Seven Wonders - Blickling Hall

10 January 2017

The Temple of Artemis, Diana, at Ephesus in Turkey was said to be the most beautiful structure on earth and was built around 550BC in honour of the goddess of hunting and wild nature. Blickling Hall, famed for its architectural beauty, stands amid a landscape typical of the great hunting estates of England's 18th and 19th century landed gentlemen.

Seven Wonders - Cromer Pier

10 January 2017

Built around 2560BC for the Pharaoh Khufu's burial place, the Great Pyramid of Ghiza was at 481 feet the tallest structure on earth for more than 43 centuries. The pyramid represented the best engineering of its time, as does Cromer Pier. The pier, which likewise is a great survivor, is an enduring example of Victorian building methods, having withstood storms and an attempt to blow it up!

Seven Wonders - Nelson Monument

10 January 2017

It was winning a war and enjoying the spoils that inspired the people of Rhodes to build the mighty statue of Sun God Helios which became known as The Colossus of Rhodes. The 110 foot high effigy lasted a mere 56 years, brought to his knees by an earthquake. Nelson’s Monument was similarly constructed, but has lasted coming up for 200 years.

Seven Wonders - Norfolk Broads

10 January 2017

King Newbuchadnezzar II’s Hanging Gardens of Babylon from the 6th century BC looked natural, but they were man-made – just like our Broads.

Seven Wonders - Norwich Cathedral

10 January 2017

Built around 450BC and lasting until 391AD when the newly-Christian Romans had it closed up, the Statue of Zeus at Olympia, clad in a robe and sandals made of gold, and set in a mighty temple, soared 40 feet above his worshippers, the head almost touching the temple roof. Also soaring high above its worshippers is Norwich Anglican Cathedral, which has already lasted longer than the statue to the king of kings.

Seven Wonders - Seahenge

10 January 2017

‘If you would be remembered, build!’ advised some long-gone ruler. The Mausoleum at Halicarnasasus, built in the mid-4th century for King Mausollos of Caria, in south-west Turkey, lasted for 16 centuries. Far outstripping that is Seahenge, which is reputed to have been in the 21st century BC, during the early Bronze Age in Britain, time that saw the increasing adoption of agriculture and sedentary living.

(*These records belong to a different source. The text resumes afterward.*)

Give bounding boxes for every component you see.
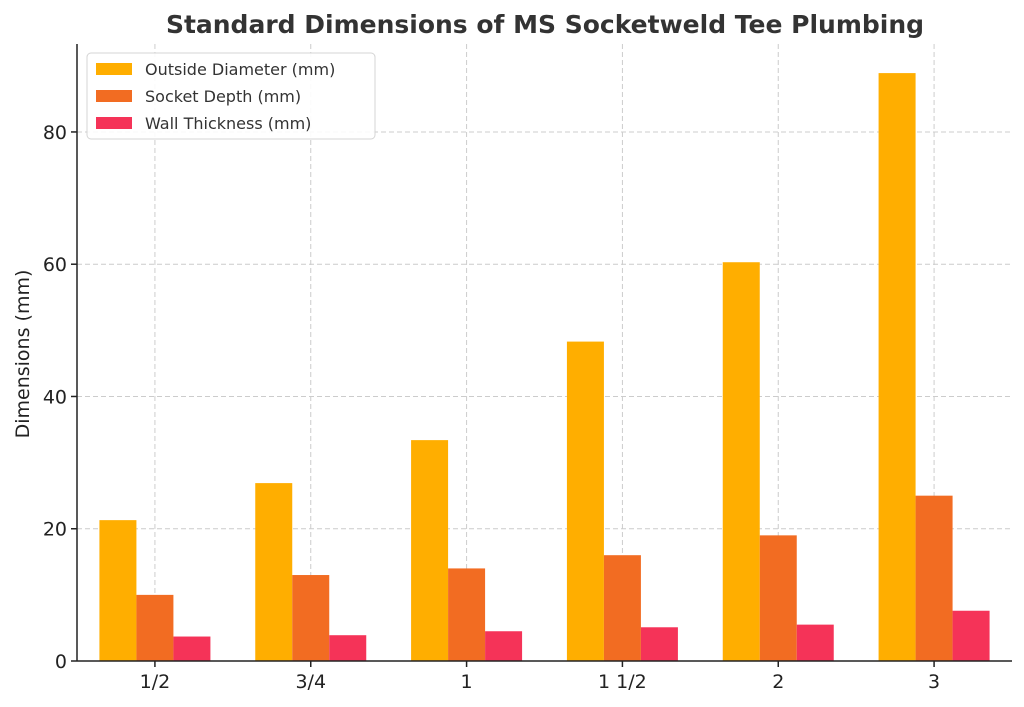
bar-3-2 [329,635,367,661]
bar-1-2 [255,483,293,661]
bar-1-5 [722,262,760,661]
chart-title: Standard Dimensions of MS Socketweld Tee… [166,10,924,39]
x-tick-label: 1/2 [140,671,171,693]
x-tick-label: 3 [928,671,940,693]
bar-1-1 [99,520,137,661]
legend-swatch [96,90,132,102]
bar-1-4 [566,341,604,661]
axes [71,44,1012,667]
y-tick-label: 80 [43,122,67,144]
bar-3-4 [640,627,678,661]
bar-2-2 [292,575,330,661]
legend-swatch [96,117,132,129]
x-tick-label: 1 [461,671,473,693]
bar-2-1 [136,594,174,661]
legend-label: Outside Diameter (mm) [145,60,335,79]
legend-box [86,52,376,140]
bar-3-1 [173,636,211,661]
bar-1-6 [878,73,916,661]
legend-label: Wall Thickness (mm) [145,114,311,133]
bar-2-6 [915,495,953,661]
x-tick-label: 1 1/2 [598,671,647,693]
y-tick-label: 40 [43,386,67,408]
legend-swatch [96,63,132,75]
bar-2-4 [603,555,641,661]
legend: Outside Diameter (mm) Socket Depth (mm) Wa… [86,52,376,140]
tick-labels: 0 20 40 60 80 1/2 3/4 1 1 1/2 2 3 [43,122,940,693]
y-tick-label: 20 [43,519,67,541]
bar-3-6 [952,610,990,661]
y-tick-label: 0 [55,651,67,673]
bars [99,73,990,661]
legend-label: Socket Depth (mm) [145,87,301,106]
y-axis-label: Dimensions (mm) [12,270,34,439]
x-tick-label: 2 [772,671,784,693]
y-tick-label: 60 [43,254,67,276]
bar-2-5 [759,535,797,661]
bar-3-5 [796,624,834,661]
bar-2-3 [448,568,486,661]
bar-1-3 [411,440,449,661]
x-tick-label: 3/4 [295,671,326,693]
bar-3-3 [485,631,523,661]
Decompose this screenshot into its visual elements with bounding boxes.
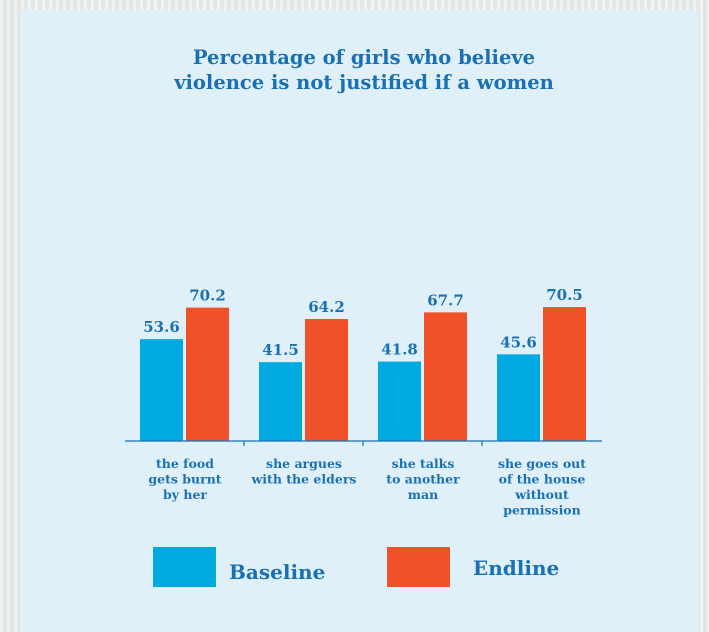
x-axis: [125, 440, 602, 446]
bar-endline-2: [424, 312, 467, 441]
category-label: permission: [503, 503, 581, 518]
legend-label-baseline: Baseline: [229, 560, 325, 584]
legend-swatch-baseline: [153, 547, 216, 587]
data-label: 41.5: [262, 341, 299, 359]
bar-baseline-1: [259, 362, 302, 441]
data-label: 70.2: [189, 287, 226, 305]
data-label: 41.8: [381, 341, 418, 359]
data-label: 70.5: [546, 286, 583, 304]
legend: Baseline Endline: [153, 547, 559, 587]
category-label: to another: [386, 472, 460, 487]
legend-swatch-endline: [387, 547, 450, 587]
bar-endline-3: [543, 307, 586, 441]
bar-baseline-3: [497, 354, 540, 441]
category-label: gets burnt: [148, 472, 221, 487]
chart-title-line: violence is not justified if a women: [173, 71, 554, 94]
category-label: without: [514, 487, 569, 502]
category-label: the food: [156, 456, 214, 471]
data-label: 67.7: [427, 291, 464, 309]
bar-baseline-0: [140, 339, 183, 441]
category-label: she argues: [266, 456, 342, 471]
category-label: man: [408, 487, 438, 502]
category-label: she talks: [392, 456, 455, 471]
data-label: 53.6: [143, 318, 180, 336]
bar-endline-1: [305, 319, 348, 441]
category-label: by her: [163, 487, 207, 502]
category-label: of the house: [499, 472, 586, 487]
category-label: with the elders: [251, 472, 357, 487]
chart-title: Percentage of girls who believeviolence …: [173, 46, 554, 94]
chart-title-line: Percentage of girls who believe: [193, 46, 535, 69]
data-label: 64.2: [308, 298, 345, 316]
bars: 53.6 41.5 41.8 45.6 70.2 64.2 67.7 70.5: [140, 286, 586, 441]
category-label: she goes out: [498, 456, 586, 471]
data-label: 45.6: [500, 333, 537, 351]
bar-endline-0: [186, 307, 229, 441]
legend-label-endline: Endline: [473, 556, 559, 580]
bar-baseline-2: [378, 361, 421, 441]
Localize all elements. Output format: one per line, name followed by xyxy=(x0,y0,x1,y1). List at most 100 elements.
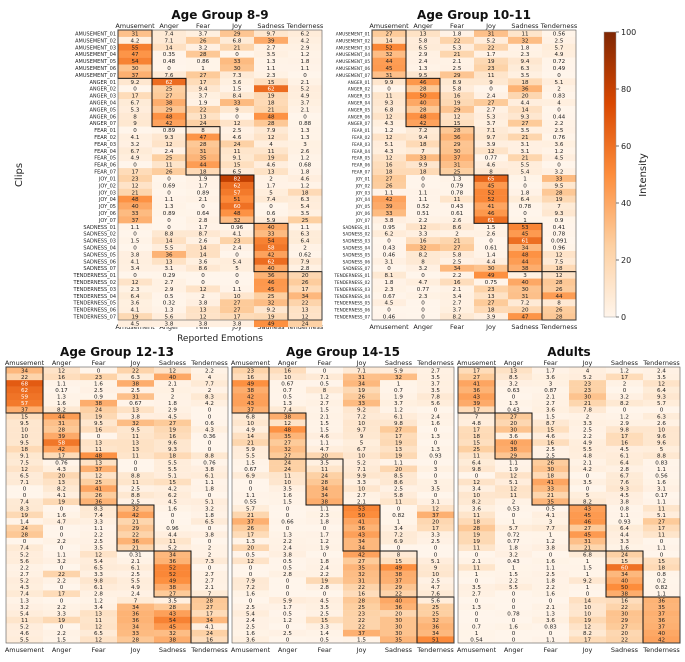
cell-label: 0 xyxy=(421,315,425,321)
cell-label: 22 xyxy=(301,301,308,307)
cell-label: 1 xyxy=(512,565,516,571)
cell-label: 1.6 xyxy=(94,381,103,387)
heatmap-cell xyxy=(380,413,418,420)
cell-label: 7.6 xyxy=(165,73,174,79)
cell-label: 5.6 xyxy=(431,598,440,604)
cell-label: 14 xyxy=(584,598,592,604)
row-label: SADNESS_04 xyxy=(343,246,371,251)
cell-label: 0 xyxy=(133,232,137,238)
heatmap-cell xyxy=(643,583,681,591)
heatmap-cell xyxy=(569,557,607,565)
heatmap-cell xyxy=(269,590,307,598)
cell-label: 23 xyxy=(233,239,241,245)
cell-label: 2.3 xyxy=(521,52,530,58)
heatmap-cell xyxy=(406,216,441,224)
cell-label: 19 xyxy=(584,618,592,624)
cell-label: 32 xyxy=(385,52,392,58)
heatmap-cell xyxy=(154,610,192,617)
cell-label: 8.6 xyxy=(453,225,462,231)
cell-label: 0 xyxy=(269,204,273,210)
heatmap-cell xyxy=(343,406,381,414)
cell-label: 27 xyxy=(395,427,403,433)
cell-label: 0.62 xyxy=(299,252,311,258)
cell-label: 4.9 xyxy=(246,427,255,433)
heatmap-cell xyxy=(495,399,533,407)
cell-label: 13 xyxy=(132,408,140,414)
heatmap-cell xyxy=(220,50,255,58)
heatmap-cell xyxy=(532,505,570,512)
cell-label: 2.4 xyxy=(320,565,329,571)
heatmap-cell xyxy=(232,386,270,394)
cell-label: 2 xyxy=(303,246,307,252)
heatmap-cell xyxy=(458,439,496,447)
cell-label: 8.2 xyxy=(583,631,592,637)
heatmap-cell xyxy=(6,636,44,644)
cell-label: 4.5 xyxy=(168,414,177,420)
cell-label: 22 xyxy=(132,533,139,539)
colorbar-tick-label: 20 xyxy=(621,256,631,265)
heatmap-cell xyxy=(508,99,543,107)
cell-label: 9.5 xyxy=(555,183,564,189)
heatmap-cell xyxy=(508,36,543,45)
cell-label: 30 xyxy=(584,395,592,401)
cell-label: 17 xyxy=(395,434,403,440)
cell-label: 29 xyxy=(453,107,461,113)
cell-label: 4.6 xyxy=(267,163,276,169)
heatmap-cell xyxy=(43,452,81,460)
heatmap-cell xyxy=(43,491,81,499)
heatmap-cell xyxy=(152,271,187,279)
row-label: ANGER_07 xyxy=(89,121,116,127)
heatmap-cell xyxy=(569,590,607,598)
heatmap-cell xyxy=(154,413,192,420)
heatmap-cell xyxy=(495,478,533,486)
heatmap-cell xyxy=(417,597,455,604)
heatmap-cell xyxy=(117,610,155,617)
heatmap-cell xyxy=(220,230,255,238)
heatmap-cell xyxy=(542,71,577,79)
heatmap-cell xyxy=(643,465,681,473)
heatmap-cell xyxy=(569,531,607,539)
heatmap-cell xyxy=(380,603,418,611)
cell-label: 1.1 xyxy=(57,552,66,558)
heatmap-cell xyxy=(643,603,681,611)
heatmap-cell xyxy=(220,209,255,217)
heatmap-cell xyxy=(80,432,118,440)
heatmap-cell xyxy=(80,498,118,506)
heatmap-cell xyxy=(186,292,221,300)
row-label: JOY_04 xyxy=(355,197,371,202)
row-label: SADNESS_05 xyxy=(343,252,371,257)
row-label: TENDERNESS_04 xyxy=(72,294,116,300)
heatmap-cell xyxy=(43,498,81,506)
heatmap-cell xyxy=(532,439,570,447)
heatmap-cell xyxy=(372,64,407,72)
cell-label: 33 xyxy=(547,487,555,493)
cell-label: 0 xyxy=(387,308,391,314)
heatmap-cell xyxy=(380,367,418,374)
heatmap-cell xyxy=(118,105,153,114)
heatmap-cell xyxy=(532,564,570,571)
heatmap-cell xyxy=(186,188,221,196)
heatmap-cell xyxy=(508,313,543,321)
heatmap-cell xyxy=(220,306,255,314)
heatmap-cell xyxy=(117,478,155,486)
cell-label: 28 xyxy=(473,526,481,532)
row-label: AMUSEMENT_07 xyxy=(336,73,371,78)
heatmap-cell xyxy=(43,570,81,578)
cell-label: 1.1 xyxy=(57,381,66,387)
column-label-bottom: Sadness xyxy=(611,646,639,654)
heatmap-cell xyxy=(643,590,681,598)
cell-label: 14 xyxy=(165,45,173,51)
cell-label: 4.5 xyxy=(168,500,177,506)
heatmap-cell xyxy=(508,216,543,224)
cell-label: 18 xyxy=(555,266,563,272)
heatmap-cell xyxy=(118,313,153,321)
heatmap-cell xyxy=(380,531,418,539)
cell-label: 3.2 xyxy=(555,170,564,176)
heatmap-cell xyxy=(117,399,155,407)
cell-label: 42 xyxy=(385,197,392,203)
cell-label: 34 xyxy=(621,572,629,578)
cell-label: 0.29 xyxy=(163,273,176,279)
heatmap-cell xyxy=(532,459,570,466)
cell-label: 4.2 xyxy=(131,38,140,44)
heatmap-cell xyxy=(43,413,81,420)
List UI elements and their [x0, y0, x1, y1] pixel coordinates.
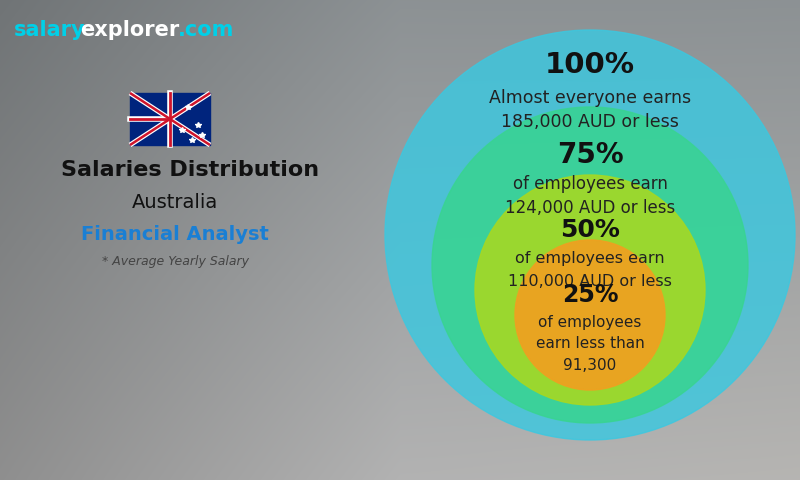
Text: of employees earn: of employees earn	[515, 251, 665, 265]
Circle shape	[515, 240, 665, 390]
Text: of employees earn: of employees earn	[513, 175, 667, 193]
Text: 110,000 AUD or less: 110,000 AUD or less	[508, 275, 672, 289]
Text: 50%: 50%	[560, 218, 620, 242]
Text: Australia: Australia	[132, 192, 218, 212]
Text: 124,000 AUD or less: 124,000 AUD or less	[505, 199, 675, 217]
Circle shape	[475, 175, 705, 405]
Text: explorer: explorer	[80, 20, 179, 40]
Text: Financial Analyst: Financial Analyst	[81, 226, 269, 244]
Text: * Average Yearly Salary: * Average Yearly Salary	[102, 255, 249, 268]
Text: 25%: 25%	[562, 283, 618, 307]
Circle shape	[385, 30, 795, 440]
Text: 100%: 100%	[545, 51, 635, 79]
Text: Salaries Distribution: Salaries Distribution	[61, 160, 319, 180]
Circle shape	[432, 107, 748, 423]
Text: 91,300: 91,300	[563, 359, 617, 373]
Text: Almost everyone earns: Almost everyone earns	[489, 89, 691, 107]
Text: of employees: of employees	[538, 314, 642, 329]
Bar	[130, 93, 210, 145]
Text: .com: .com	[178, 20, 234, 40]
Text: 75%: 75%	[557, 141, 623, 169]
Text: 185,000 AUD or less: 185,000 AUD or less	[501, 113, 679, 131]
Text: earn less than: earn less than	[536, 336, 644, 351]
Text: salary: salary	[14, 20, 86, 40]
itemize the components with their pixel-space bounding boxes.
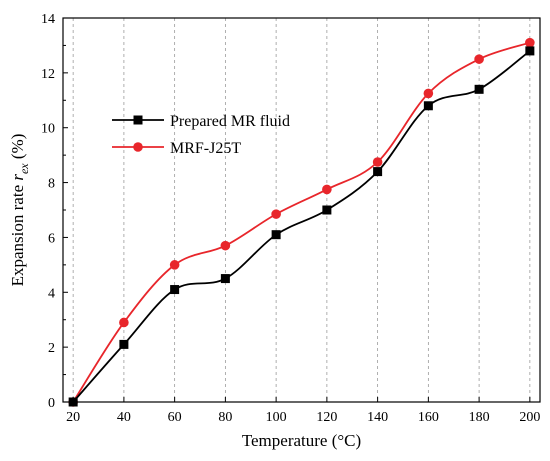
plot-area-frame	[62, 17, 541, 403]
data-point-prepared-mr-fluid	[373, 167, 383, 177]
data-point-mrf-j25t	[423, 88, 434, 99]
legend-label-prepared-mr-fluid: Prepared MR fluid	[170, 113, 290, 130]
data-point-mrf-j25t	[525, 37, 535, 48]
x-tick-label: 100	[266, 410, 287, 425]
data-point-mrf-j25t	[169, 260, 180, 270]
x-tick-label: 60	[168, 410, 182, 425]
y-tick-label: 12	[41, 67, 55, 82]
y-tick-label: 14	[41, 12, 55, 27]
data-point-prepared-mr-fluid	[423, 101, 433, 111]
data-point-mrf-j25t	[474, 54, 484, 64]
x-tick-label: 120	[316, 410, 337, 425]
y-axis-title: Expansion rate rex (%)	[8, 134, 31, 287]
data-point-mrf-j25t	[119, 317, 129, 328]
x-tick-label: 40	[117, 410, 131, 425]
data-point-prepared-mr-fluid	[119, 339, 129, 349]
y-axis-title-variable: r	[8, 174, 27, 181]
x-tick-label: 200	[519, 410, 540, 425]
legend: Prepared MR fluid MRF-J25T	[112, 113, 290, 157]
legend-marker-prepared-mr-fluid	[133, 115, 143, 125]
data-point-prepared-mr-fluid	[220, 274, 230, 284]
data-point-mrf-j25t	[271, 209, 281, 219]
y-axis-title-subscript: ex	[17, 163, 31, 174]
data-point-prepared-mr-fluid	[322, 205, 332, 215]
legend-marker-mrf-j25t	[133, 142, 143, 152]
y-tick-label: 4	[48, 286, 55, 301]
data-point-mrf-j25t	[220, 240, 231, 251]
y-tick-label: 2	[48, 341, 55, 356]
legend-label-mrf-j25t: MRF-J25T	[170, 140, 241, 157]
y-tick-label: 0	[48, 396, 55, 411]
data-point-prepared-mr-fluid	[525, 46, 535, 56]
data-point-prepared-mr-fluid	[271, 230, 281, 240]
grid-lines	[72, 18, 531, 402]
y-tick-label: 8	[48, 177, 55, 192]
x-tick-label: 80	[218, 410, 232, 425]
x-tick-label: 20	[66, 410, 80, 425]
x-axis-title: Temperature (°C)	[242, 431, 361, 450]
y-tick-label: 6	[48, 231, 55, 246]
y-tick-label: 10	[41, 122, 55, 137]
axis-ticks: 20 40 60 80 100 120 140 160 180 200 0 2 4 6 8 10 12 14	[41, 12, 540, 425]
x-tick-label: 140	[367, 410, 388, 425]
x-tick-label: 160	[418, 410, 439, 425]
series-line-mrf-j25t	[72, 41, 531, 403]
x-tick-label: 180	[469, 410, 490, 425]
series-line-prepared-mr-fluid	[72, 50, 531, 403]
data-point-mrf-j25t	[322, 184, 332, 195]
series-layer	[68, 37, 535, 407]
data-point-prepared-mr-fluid	[474, 84, 484, 94]
data-point-prepared-mr-fluid	[170, 285, 180, 295]
y-axis-title-prefix: Expansion rate	[8, 181, 27, 287]
y-axis-title-suffix: (%)	[8, 134, 27, 164]
data-point-mrf-j25t	[372, 157, 383, 167]
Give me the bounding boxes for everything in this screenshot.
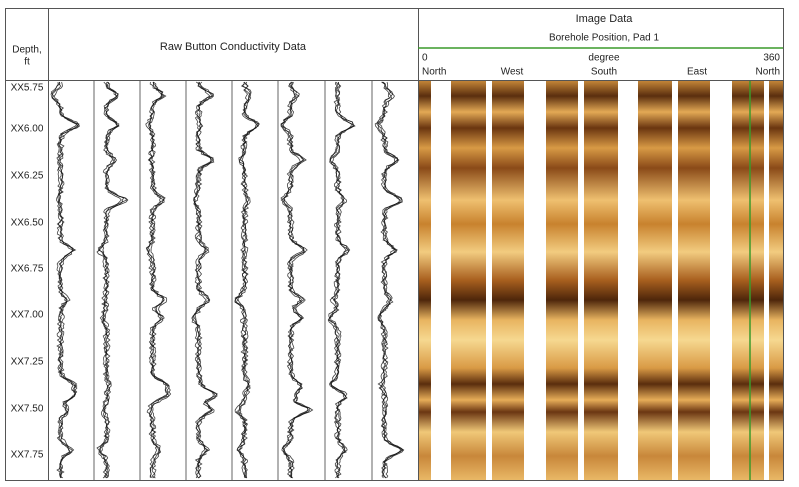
conductivity-curve: [377, 81, 402, 479]
depth-label: XX7.25: [11, 357, 44, 368]
frame: [5, 8, 784, 481]
pad-gap: [764, 81, 769, 480]
conductivity-curve: [50, 81, 79, 479]
image-subtitle: Borehole Position, Pad 1: [549, 33, 660, 44]
conductivity-curve: [281, 81, 311, 479]
conductivity-curve: [146, 81, 169, 478]
conductivity-curve: [191, 81, 214, 479]
raw-title: Raw Button Conductivity Data: [160, 41, 307, 53]
pad-gap: [524, 81, 546, 480]
conductivity-curve: [50, 81, 79, 479]
depth-label: XX7.75: [11, 450, 44, 461]
pad-gap: [710, 81, 732, 480]
conductivity-curve: [328, 81, 354, 479]
pad-gap: [486, 81, 492, 480]
scale-min: 0: [422, 53, 428, 64]
pad-gap: [431, 81, 451, 480]
pad-gap: [618, 81, 638, 480]
conductivity-curve: [328, 81, 355, 479]
conductivity-curve: [329, 81, 356, 479]
conductivity-curve: [145, 81, 169, 479]
conductivity-curve: [53, 81, 81, 479]
conductivity-curve: [194, 81, 218, 479]
depth-header: ft: [24, 57, 30, 68]
conductivity-curve: [237, 81, 260, 479]
depth-label: XX6.25: [11, 171, 44, 182]
direction: East: [687, 67, 707, 78]
depth-label: XX6.50: [11, 218, 44, 229]
direction: South: [591, 67, 617, 78]
depth-label: XX7.00: [11, 310, 44, 321]
image-title: Image Data: [576, 13, 634, 25]
conductivity-curve: [234, 81, 260, 479]
conductivity-curve: [192, 81, 218, 479]
pad-gap: [578, 81, 584, 480]
direction: West: [501, 67, 524, 78]
conductivity-curve: [147, 81, 170, 479]
pad-gap: [672, 81, 678, 480]
depth-label: XX7.50: [11, 404, 44, 415]
depth-label: XX6.75: [11, 264, 44, 275]
direction: North: [422, 67, 446, 78]
direction: North: [756, 67, 780, 78]
depth-header: Depth,: [12, 45, 41, 56]
conductivity-curve: [378, 81, 405, 479]
conductivity-curve: [148, 81, 172, 479]
conductivity-curve: [98, 81, 125, 479]
conductivity-curve: [234, 81, 260, 479]
conductivity-curve: [100, 81, 129, 479]
conductivity-curve: [376, 81, 404, 479]
conductivity-curve: [281, 81, 314, 479]
depth-label: XX6.00: [11, 124, 44, 135]
conductivity-curve: [51, 81, 80, 479]
scale-unit: degree: [588, 53, 620, 64]
scale-max: 360: [763, 53, 780, 64]
conductivity-curve: [374, 81, 403, 479]
depth-label: XX5.75: [11, 83, 44, 94]
conductivity-curve: [97, 81, 128, 479]
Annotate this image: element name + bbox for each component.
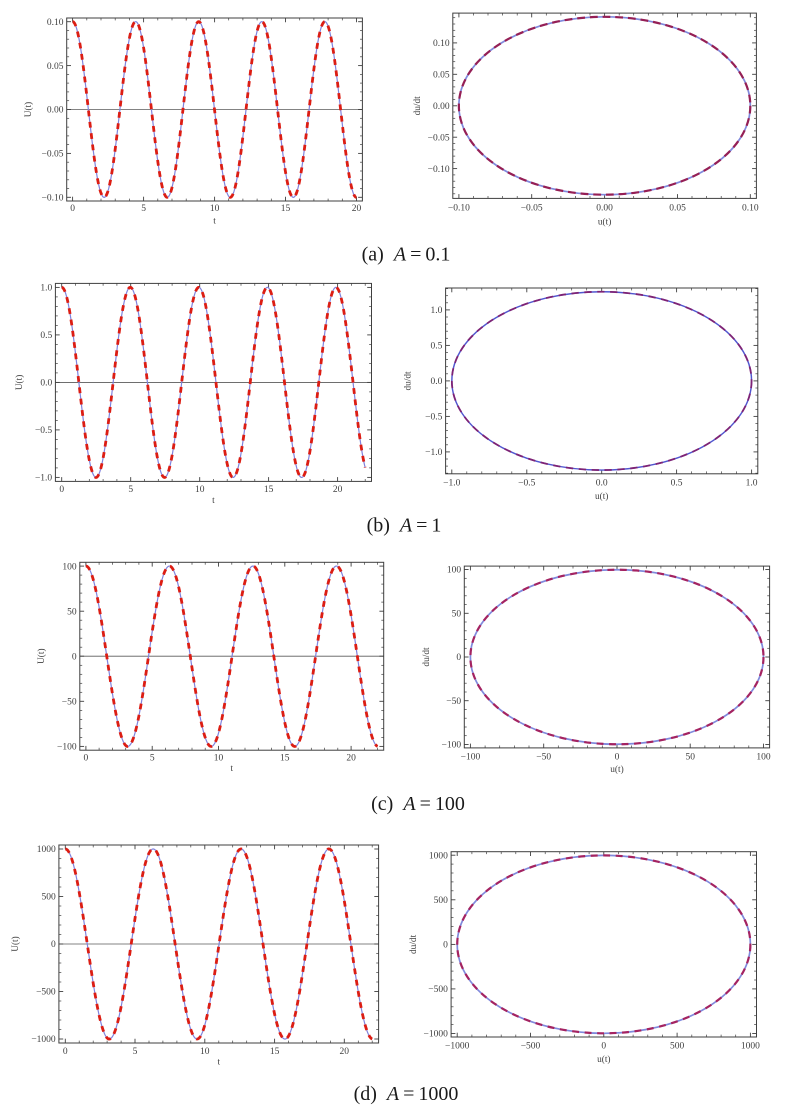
- svg-text:0.0: 0.0: [40, 379, 52, 389]
- svg-text:1000: 1000: [37, 845, 56, 855]
- svg-text:15: 15: [270, 1047, 280, 1057]
- svg-text:20: 20: [333, 485, 343, 495]
- svg-text:0.0: 0.0: [596, 478, 608, 488]
- svg-text:1000: 1000: [429, 851, 448, 861]
- svg-text:5: 5: [133, 1047, 138, 1057]
- svg-text:0: 0: [84, 754, 89, 764]
- svg-text:0: 0: [72, 653, 77, 663]
- svg-text:5: 5: [128, 485, 133, 495]
- svg-text:10: 10: [214, 754, 224, 764]
- svg-text:−0.5: −0.5: [35, 426, 52, 436]
- svg-text:−1000: −1000: [31, 1035, 56, 1045]
- svg-text:t: t: [231, 764, 234, 774]
- svg-text:U(t): U(t): [36, 648, 47, 664]
- svg-text:0.00: 0.00: [433, 102, 450, 112]
- svg-text:0.05: 0.05: [669, 203, 686, 213]
- svg-text:10: 10: [195, 485, 205, 495]
- svg-text:10: 10: [210, 204, 220, 214]
- svg-text:50: 50: [685, 752, 695, 762]
- svg-text:t: t: [218, 1058, 221, 1068]
- svg-text:−100: −100: [441, 741, 461, 751]
- svg-text:20: 20: [352, 204, 362, 214]
- svg-text:−0.10: −0.10: [42, 194, 64, 204]
- svg-text:u(t): u(t): [610, 764, 623, 775]
- svg-text:0: 0: [601, 1042, 606, 1052]
- svg-text:−50: −50: [446, 697, 461, 707]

Seven Wonders - Wind turbines

10 January 2017

Built around 290BC and lasting in part until the 14th century, the Lighthouse of Pharos close to Alexandria in Egypt was the one Wonder that had a practical use – using its mirror in the upper section, light could be beamed some 35 miles into the Mediterranean, guiding ships back home safely. Towering high into the sky, wind turbines have had their own practical use – latterly to create energy, but long ago to help drain land for agriculture.